It was bound to happen. Nathaniel and the Ladybug were not thumbsuckers. Neither were the Twizzlers until they were seven months old. SEVEN. MONTHS. OLD. They waited seven months outside of my body to decide that they were indeed thumb suckers. I’m not sure how this happened. Secretly I didn’t want thumb suckers because I know how hard it is to break the habit from personal experience. Yep, I’m one of those people who went into her teenage years sucking her thumb, and I didn’t want my children to have to suffer with the anxiety that I had at that age, so when Dr. Susan contacted me to see if I wanted to try out her Thumbow creation, I was ready and willing!
The system consists of three parts. An arm brace, custom thumb tape (it’s blue) and a calendar that counts down 33 days until the habit has been broken. There is a little magnetic dog that advances one square for each day that your child does not suck their thumb. There are a few rules that we did have to follow, such as taking away any cue items. For Lil Miss, it was her blanket, but this task was a bit harder with Sir. Twizzler. Anything can evoke the need to suck his thumb, mostly being idle – car rides, and television watching were the biggest culprits. Any time where he didn’t have his hands doing something (schoolwork, playing, helping to garden) is when we are supposed to put the arm brace on, and of course during naps and sleeping through the night. The system retails for $34.95 and ships at a flat rate of $5.95. With every purchase, $1 is donated to Pencils of Promise to provide one week of education to children in need. The brace and all items are a blue and yellow, and the colors are not customizable, which didn’t bother me, but I’m pretty easy to please.

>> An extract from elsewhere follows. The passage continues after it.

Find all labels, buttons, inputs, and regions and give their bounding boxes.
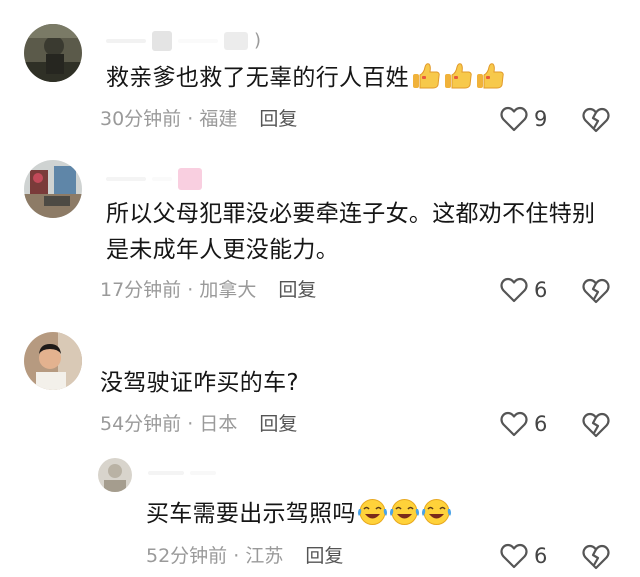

This kit struck me as odd when I first opened it. I couldn’t fathom how we were going to break the thumb-sucking habits of one kid (Lil Miss) who sucked both of her thumbs and the other kid (Sir. Twizzler) who seemed to be more attached to thumb-sucking. Well. Lil Miss stopped sucking her thumb after two weeks and hasn’t looked back. Her prize for completing the journey was a Doc McStuffins plushie. She has it now, thanks to Poppy and Mor Mor for its purchase. The head is HUGE but that’s another story.

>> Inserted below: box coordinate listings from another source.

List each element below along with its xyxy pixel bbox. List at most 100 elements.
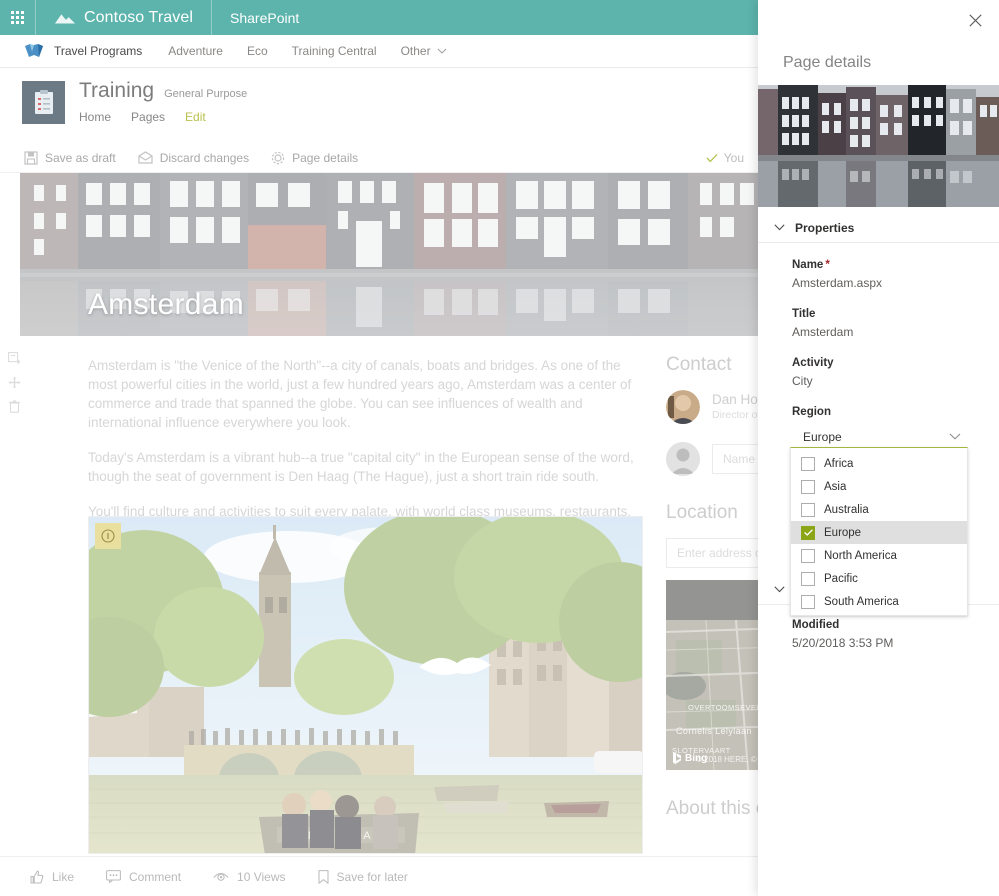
site-nav-edit[interactable]: Edit bbox=[185, 110, 206, 124]
region-option-label: Europe bbox=[824, 526, 862, 539]
region-option-label: Africa bbox=[824, 457, 854, 470]
nav-label: Other bbox=[400, 44, 431, 58]
save-as-draft-button[interactable]: Save as draft bbox=[24, 143, 128, 173]
nav-label: Eco bbox=[246, 44, 268, 58]
app-launcher-button[interactable] bbox=[0, 0, 35, 35]
region-option-australia[interactable]: Australia bbox=[791, 498, 967, 521]
region-selected-value: Europe bbox=[803, 430, 842, 444]
image-info-badge[interactable] bbox=[95, 523, 121, 549]
clipboard-icon bbox=[34, 90, 53, 114]
photo-overlay-veil bbox=[89, 517, 642, 853]
info-circle-icon bbox=[101, 529, 115, 543]
bing-icon bbox=[673, 752, 681, 764]
region-option-asia[interactable]: Asia bbox=[791, 475, 967, 498]
checkbox-unchecked-icon[interactable] bbox=[801, 479, 815, 494]
properties-section-label: Properties bbox=[795, 220, 855, 235]
avatar-placeholder bbox=[666, 442, 700, 476]
nav-item-training-central[interactable]: Training Central bbox=[280, 35, 389, 68]
move-section-icon[interactable] bbox=[4, 370, 24, 394]
cmd-label: Discard changes bbox=[159, 150, 250, 165]
field-title-value[interactable]: Amsterdam bbox=[792, 325, 999, 339]
panel-title: Page details bbox=[783, 54, 872, 71]
checkbox-unchecked-icon[interactable] bbox=[801, 456, 815, 471]
field-region: Region Europe bbox=[792, 406, 999, 451]
properties-section-header[interactable]: Properties bbox=[758, 213, 999, 243]
nav-label: Training Central bbox=[291, 44, 377, 58]
discard-icon bbox=[138, 150, 153, 164]
person-placeholder-icon bbox=[666, 442, 700, 476]
like-button[interactable]: Like bbox=[30, 870, 74, 884]
region-option-europe[interactable]: Europe bbox=[791, 521, 967, 544]
close-icon bbox=[968, 13, 982, 27]
save-for-later-label: Save for later bbox=[336, 869, 408, 884]
views-label: 10 Views bbox=[237, 869, 286, 884]
field-modified-label: Modified bbox=[792, 619, 840, 631]
paragraph-1: Amsterdam is "the Venice of the North"--… bbox=[88, 358, 632, 430]
field-activity-value[interactable]: City bbox=[792, 374, 999, 388]
chevron-down-icon bbox=[949, 433, 961, 440]
checkbox-checked-icon[interactable] bbox=[801, 525, 815, 540]
field-modified-value: 5/20/2018 3:53 PM bbox=[792, 636, 894, 650]
views-counter: 10 Views bbox=[213, 869, 286, 884]
duplicate-section-icon[interactable] bbox=[4, 346, 24, 370]
map-label-2: Cornelis Lelylaan bbox=[676, 726, 752, 736]
region-option-south-america[interactable]: South America bbox=[791, 590, 967, 613]
checkbox-unchecked-icon[interactable] bbox=[801, 594, 815, 609]
site-logo[interactable] bbox=[22, 81, 65, 124]
save-for-later-button[interactable]: Save for later bbox=[317, 869, 408, 884]
nav-item-travel-programs[interactable]: Travel Programs bbox=[54, 35, 156, 68]
hero-banner[interactable]: Amsterdam bbox=[20, 173, 759, 336]
region-option-label: South America bbox=[824, 595, 899, 608]
trash-icon bbox=[8, 399, 20, 413]
cmd-label: Page details bbox=[292, 150, 359, 165]
field-name-value[interactable]: Amsterdam.aspx bbox=[792, 276, 999, 290]
waffle-icon bbox=[11, 11, 24, 24]
nav-item-adventure[interactable]: Adventure bbox=[156, 35, 235, 68]
paragraph-2: Today's Amsterdam is a vibrant hub--a tr… bbox=[88, 450, 634, 484]
delete-section-icon[interactable] bbox=[4, 394, 24, 418]
chevron-down-icon bbox=[774, 586, 785, 593]
site-nav-home[interactable]: Home bbox=[79, 110, 111, 124]
discard-changes-button[interactable]: Discard changes bbox=[138, 143, 261, 173]
site-title-row: Training General Purpose bbox=[79, 79, 247, 103]
suite-app-name[interactable]: SharePoint bbox=[212, 0, 317, 35]
nav-item-other[interactable]: Other bbox=[389, 35, 459, 68]
nav-label: Travel Programs bbox=[54, 44, 143, 58]
comment-label: Comment bbox=[129, 869, 182, 884]
region-option-pacific[interactable]: Pacific bbox=[791, 567, 967, 590]
duplicate-icon bbox=[7, 351, 20, 364]
site-title-wrap: Training General Purpose Home Pages Edit bbox=[79, 79, 247, 124]
save-status-label: You bbox=[723, 151, 744, 165]
properties-section: Properties Name * Amsterdam.aspx Title Am… bbox=[758, 213, 999, 469]
like-label: Like bbox=[52, 869, 75, 884]
sharepoint-page-editor: Contoso Travel SharePoint Travel Program… bbox=[0, 0, 999, 896]
move-icon bbox=[8, 376, 20, 388]
comment-button[interactable]: Comment bbox=[106, 870, 181, 884]
region-option-label: North America bbox=[824, 549, 897, 562]
brand-link[interactable]: Contoso Travel bbox=[36, 0, 211, 35]
page-details-button[interactable]: Page details bbox=[271, 143, 370, 173]
checkbox-unchecked-icon[interactable] bbox=[801, 548, 815, 563]
field-name: Name * Amsterdam.aspx bbox=[792, 259, 999, 290]
checkmark-icon bbox=[706, 153, 718, 163]
cmd-label: Save as draft bbox=[45, 150, 116, 165]
person-photo-icon bbox=[666, 390, 700, 424]
region-option-africa[interactable]: Africa bbox=[791, 452, 967, 475]
site-nav-pages[interactable]: Pages bbox=[131, 110, 165, 124]
page-canvas: Amsterdam is "the Venice of the North"--… bbox=[0, 346, 906, 866]
region-option-north-america[interactable]: North America bbox=[791, 544, 967, 567]
site-subtitle: General Purpose bbox=[164, 88, 248, 100]
region-option-label: Asia bbox=[824, 480, 847, 493]
checkbox-unchecked-icon[interactable] bbox=[801, 502, 815, 517]
checkmark-icon bbox=[803, 529, 813, 536]
site-nav: Home Pages Edit bbox=[79, 110, 247, 124]
image-webpart[interactable]: AMSTERDAM bbox=[88, 516, 643, 854]
field-title-label: Title bbox=[792, 308, 816, 320]
thumbs-up-icon bbox=[30, 869, 44, 884]
nav-item-eco[interactable]: Eco bbox=[235, 35, 280, 68]
close-panel-button[interactable] bbox=[961, 6, 989, 34]
checkbox-unchecked-icon[interactable] bbox=[801, 571, 815, 586]
page-title: Training bbox=[79, 79, 155, 102]
field-region-label: Region bbox=[792, 406, 831, 418]
save-icon bbox=[24, 150, 38, 165]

Sir Twizzler chose a He-Man action figure as his endgame prize. We’ve started over several times because he’s way more creative with being able to suck his thumb than Lil Miss was. He’s figured out how to get out of the brace, and believe me, it’s HARD to remove, and he seems to have become a contortionist. Never fear though, with his twin by his side encouraging him to stay the road so he can “GET YOUR HE-MAN TOY!” I’m sure we’ll see success soon! And this program isn’t just for thumbsuckers. I know plenty of children who suck their two middle fingers, or their first two fingers. It can be used in conjunction with all of those as well. It just takes a lot of patience, and the realization that Rome wasn’t built in a day. So when you have setbacks like we have had with Sir. Twizzler (I’ve had this system for a couple of months now) don’t give up. It’ll come soon enough. I also have to say that it’s not recommended for children under the age of five because by that age they usually stop on their own. As I said in the beginning of the post though, I’m a reformed thumbsucker, and I know that it took me way past the age of five to stop. Good thing we have all of the extra blue thumb tape left over from Lil Miss’ kit.
We’re hoping to get to the point where we don’t have to constantly remind Sir Twizzler to remove his thumb from his mouth, because redirection for me doesn’t really happen all that often. If the kids are quiet AND not destroying anything, I’m pretty happy. Hey. I have four children, we have to buy our happiness somewhere.
I know that soon enough, we will be a house full of children who look for other ways to fill their idle time. Like chasing the dog with a bucket of water.
Do you have a thumbsucker? A reformed thumbsucker? What worked for you?